L’annonce récente de la refonte du moteur avec l’image de l’Hummingbird révèle une volonté de la part de l’américain de la silicone valley d’optimiser les requêtes et de présenter des réponses susceptibles d’intéresser l’internaute afin de favoriser ses clics.

Déjà en 2012 (voir lien bas de page) Matt Cutts indiquait la manière dont Google s’emploie à réécrire les balises de titres et les métas descriptions afin de produire ses propres snippets affichées dans sa liste de résultats (serp).  A noter donc  la façon dont google s’arrange le contenu, il pioche dans les titres, les métas, le contenu, les footers et essaie d’en faire un contenu cohérent attractif à par rapport à la requête, malin ..

Un exemple ci dessous où je recherche  une info. sur le « spam » sur un site précis. J’obtiens comme réponse  un lien + bloc texte. Ce dernier est composé par Google qui va chercher sur la page 2 bouts de texte qu’il accole pour en former un tout cohérent, la méta description n’étant sans doute pas assez ajustée à ma demande. Le lien, quant à lui,  récupère entièrement la balise du titre, sans modification.

creation serps google

Creation des descriptions dans Google

Certains tests montrent qu’avec 2 balises méta pour la même page, Google se servira de l’une ou de l’autre balise selon la recherche de l’internaute.

Des Titres retravaillés

Ici, c’est un cas que j’ai récupéré d’une demande sur un forum Google , où le titre est inversé par rapport à l’origine , en revanche, le texte en dessous reprend à l’identique ce qui est indiqué dans la balise « méta »

Création des titres serp Google

Création des titres serp Google

En outre, des tests effectués avec 2 balises titre (title) pour voir laquelle des deux est retenue montre que  Google ignore la seconde et  ne prend donc  que la premiere disponible.

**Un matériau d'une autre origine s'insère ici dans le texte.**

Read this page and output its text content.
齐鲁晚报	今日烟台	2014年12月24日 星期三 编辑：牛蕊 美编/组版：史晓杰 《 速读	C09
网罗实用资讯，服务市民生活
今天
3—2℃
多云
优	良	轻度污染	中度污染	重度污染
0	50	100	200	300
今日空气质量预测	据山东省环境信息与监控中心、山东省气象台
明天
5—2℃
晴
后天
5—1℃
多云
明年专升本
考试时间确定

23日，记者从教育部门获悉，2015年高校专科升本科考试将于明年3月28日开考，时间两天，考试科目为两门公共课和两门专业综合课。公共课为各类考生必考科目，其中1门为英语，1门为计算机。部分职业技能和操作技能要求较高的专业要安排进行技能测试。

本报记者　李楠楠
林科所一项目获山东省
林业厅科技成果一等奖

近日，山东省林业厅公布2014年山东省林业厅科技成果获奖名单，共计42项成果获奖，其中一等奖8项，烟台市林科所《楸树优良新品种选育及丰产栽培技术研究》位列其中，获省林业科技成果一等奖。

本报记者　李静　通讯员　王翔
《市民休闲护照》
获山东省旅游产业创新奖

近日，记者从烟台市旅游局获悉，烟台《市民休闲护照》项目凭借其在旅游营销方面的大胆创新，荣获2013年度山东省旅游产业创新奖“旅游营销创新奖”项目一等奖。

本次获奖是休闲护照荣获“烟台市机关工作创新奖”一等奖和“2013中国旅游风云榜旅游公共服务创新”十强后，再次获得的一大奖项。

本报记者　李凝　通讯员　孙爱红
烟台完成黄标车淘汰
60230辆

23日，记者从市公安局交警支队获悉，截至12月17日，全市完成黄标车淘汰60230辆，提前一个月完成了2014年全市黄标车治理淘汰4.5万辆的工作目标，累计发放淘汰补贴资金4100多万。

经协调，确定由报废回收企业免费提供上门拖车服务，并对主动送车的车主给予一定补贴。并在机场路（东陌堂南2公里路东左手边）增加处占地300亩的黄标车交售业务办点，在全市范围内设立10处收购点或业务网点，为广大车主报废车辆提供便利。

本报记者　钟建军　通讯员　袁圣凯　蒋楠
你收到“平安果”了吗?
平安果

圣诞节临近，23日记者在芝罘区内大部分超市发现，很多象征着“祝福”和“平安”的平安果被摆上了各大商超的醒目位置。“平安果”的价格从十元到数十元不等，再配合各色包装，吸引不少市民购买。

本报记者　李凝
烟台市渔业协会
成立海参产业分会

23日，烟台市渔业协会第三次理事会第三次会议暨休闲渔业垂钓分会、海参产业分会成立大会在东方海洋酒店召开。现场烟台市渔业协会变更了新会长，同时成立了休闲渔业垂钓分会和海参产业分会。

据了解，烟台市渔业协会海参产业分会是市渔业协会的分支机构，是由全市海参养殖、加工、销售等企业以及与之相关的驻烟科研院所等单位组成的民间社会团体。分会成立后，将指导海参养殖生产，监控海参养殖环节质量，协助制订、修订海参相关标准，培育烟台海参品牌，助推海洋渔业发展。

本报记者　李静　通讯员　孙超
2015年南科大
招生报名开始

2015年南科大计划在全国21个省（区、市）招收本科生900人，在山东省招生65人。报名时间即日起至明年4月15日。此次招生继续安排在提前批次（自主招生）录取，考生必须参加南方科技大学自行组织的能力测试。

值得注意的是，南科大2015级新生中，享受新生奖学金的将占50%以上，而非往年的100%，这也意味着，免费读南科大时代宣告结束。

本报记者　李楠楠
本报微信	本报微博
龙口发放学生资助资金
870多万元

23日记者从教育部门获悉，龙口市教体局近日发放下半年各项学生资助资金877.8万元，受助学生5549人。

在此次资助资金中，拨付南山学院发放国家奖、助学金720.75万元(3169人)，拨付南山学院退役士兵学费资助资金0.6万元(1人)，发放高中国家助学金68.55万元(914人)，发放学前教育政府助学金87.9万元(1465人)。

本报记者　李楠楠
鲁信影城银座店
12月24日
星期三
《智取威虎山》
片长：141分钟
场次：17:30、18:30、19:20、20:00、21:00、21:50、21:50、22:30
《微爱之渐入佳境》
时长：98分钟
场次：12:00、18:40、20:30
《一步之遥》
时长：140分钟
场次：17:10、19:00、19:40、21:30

Les Suggestions  de  résultats

Des contenus suggérés

Il y a  les suggestions automatiques dès que l’on tape un terme dans le champ de recherche, à noter son utilité seo  si le mot clé sur lequel on travaille se rapproche de celui suggéré. Au-delà de cela,  lorsque Google ne comprend pas directement ce qu’on lui demande , il vous propose un terme rapprochant mais qui n’a rien à voir, ou alors va piocher dans son thésaurus anglais ! Exemple ici avec la recherche sur le terme « echidnine » que tout le monde connaît 😉  qui n’est autre , dans sa définition, que le principe actif du venin de la vipère, Google nous renvoit sur « echidna » personnage de mythologie Grecque  (à corps reptilien certes mais tout de même) !

Suggestion et langue Anglaise !

Suggestion et langue Anglaise !

Des brevets encore des brevets pour remâcher les données !

Au-delà de la simple présentation ou suggestion , Google tente avec  HummingBird  et le Knowledge Graph de capter l’intention de la recherche et  de produire  des résultats parfois  directs  concernant certaines demandes comme la météo,  un personnage, un horaire , une définition etc.. Pour matérialiser la façon dont Google tente de  répondre ou d’essayer  de nous manipuler pour être mauvaise langue , il faut jeter un œil aux process d’exécution qui accompagne le dépôt de ses brevets.

Arrière boutique probable de HummingBird

Arrière boutique probable de HummingBird

Cela indique bien que Google tente parfois d’interpréter au sein d’un mot clé, ce qui se cache plus globalement derrière la requête de l’internaute. Il essaie de traquer la requête qui manque d’explicité. Cela n’est pas anodin quant à la façon dont il faut considérer le métier de référenceur aujourd’hui bien que n’étant pas impacté directement  de front, les mots clés travaillés étant souvent sans ambiguïté.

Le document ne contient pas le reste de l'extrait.